THE WOMAN WHO MADE ME:
A TRIBUTE TO MY MOTHER - mAGDALENE eLIZABETH BAILEY

my mom

The great love of my life has passed away. The sun set on her life on Mother’s Day, 10 May 2026. I could never have predicted in a million years that I’d be saying a forever farewell to my Mom so soon. My heart is in a million pieces and I can barely hold back the tears…even as I write this. Mother’s Day will never be the same again. 

Where do I begin to describe this incredible human being? 

She was first and foremost a Christian and her entire way of life stemmed from her beliefs as a follower of Christ. She was a gentle soul whose patience and steadfast faith I aspired to but never quite mastered. She never used to spank me as a child, she did something way worse… she told me that she was going to tell Jesus how naughty I was. I swear it killed me! “Not Jesus! Please don’t tell him!” I’d respond in my high energy, playful self. It worked. I could handle a spanking, which my grandma doled out without hesitation, but I couldn’t bear Jesus finding out about me. Needless to say, I was raised in the church.

My father passed away when I was eight and that was tough for an eight-year-old to understand, but my mother navigated that storm like a pro, even when she was just a young woman herself. I never have to wonder where I got my reslience or my strength from. 

I often told my mother that I loved her more than life itself and to be honest I would gladly have suffered for her, when she got sick.  

My mom had a great sense of humour. I remember how we howled out loud together about any and all things. We could find the funny in even the most dire situations, which I think accounts for the fact that all my books have a humorous undertone. She taught me to laugh even in the face of adversity… especially in the face of adversity. Even to her dying day she was smiling. That’s how strong she was and how rooted her faith in Christ was. 
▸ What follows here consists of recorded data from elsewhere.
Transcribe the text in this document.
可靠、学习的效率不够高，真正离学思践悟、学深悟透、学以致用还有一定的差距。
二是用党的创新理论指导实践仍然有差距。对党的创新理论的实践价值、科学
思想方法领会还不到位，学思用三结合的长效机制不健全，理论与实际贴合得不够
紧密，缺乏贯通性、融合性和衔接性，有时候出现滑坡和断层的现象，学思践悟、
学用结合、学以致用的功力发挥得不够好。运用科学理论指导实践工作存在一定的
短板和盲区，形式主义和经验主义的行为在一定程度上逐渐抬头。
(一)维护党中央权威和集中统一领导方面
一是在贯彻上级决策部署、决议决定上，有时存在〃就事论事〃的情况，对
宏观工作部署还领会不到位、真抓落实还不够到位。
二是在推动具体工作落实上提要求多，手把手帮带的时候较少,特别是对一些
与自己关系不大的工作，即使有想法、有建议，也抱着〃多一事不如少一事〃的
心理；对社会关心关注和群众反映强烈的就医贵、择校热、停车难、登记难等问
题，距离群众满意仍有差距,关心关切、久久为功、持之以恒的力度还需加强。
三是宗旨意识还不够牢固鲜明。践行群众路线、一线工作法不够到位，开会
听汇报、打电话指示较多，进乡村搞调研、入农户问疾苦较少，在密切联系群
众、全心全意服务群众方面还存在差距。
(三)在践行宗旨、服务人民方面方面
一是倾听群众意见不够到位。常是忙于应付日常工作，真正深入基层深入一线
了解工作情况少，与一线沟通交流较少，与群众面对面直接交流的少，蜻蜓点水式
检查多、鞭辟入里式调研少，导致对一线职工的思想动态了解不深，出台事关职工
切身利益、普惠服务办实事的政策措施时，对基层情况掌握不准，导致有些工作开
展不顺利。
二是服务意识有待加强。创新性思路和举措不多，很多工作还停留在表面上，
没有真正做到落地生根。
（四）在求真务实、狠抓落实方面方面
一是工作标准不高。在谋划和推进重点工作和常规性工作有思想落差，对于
She loved to travel, but feared flying, a fear we conquered on our hilarious trip to Mauritius. That was one for the books! We had a blast. She supported my love of travel though she had some questions about my unquenchable desire to visit some rather uncommon destinations. While she supported all my dreams and goals, she wasn’t the kind of mother who’d tell me that I could be anything I wanted. No, no, she was more realistic than that. She always told me to be the best person I could be. 

Me an my momo
North Coast, Mauritius
MOM

When my life was oscillating from north to south, she’d be right there beside me, encouraging me not to lose faith but to keep going. Whenever I wasn’t in the country, I used to call her three to four times a day, which annoyed her to no end! LOL. My mom was my best friend, my confident, my prayer partner, my shoulder to cry on, and my anchor.  She was my life, really. Everything I did and became was for her. She knew the inner most depths of my soul and there was nothing I could hide from her, even in those times when I was thousands of miles away. She’d tell me “I can read you like a book.” LOL.

She loved to sing and I learned to play “The Old Rugged Cross” on the piano so that we could sing it together.  Then she’d drag her sister and whoever was at the house into it as well, and the next thing you know, we were a choir. I miss her more than is possible to put down in words. Never being able to hug her again, cuts through my heart like a sword. But even now she would tell me to keep my head up and keep going. She was, and is, and always will be the love of my life.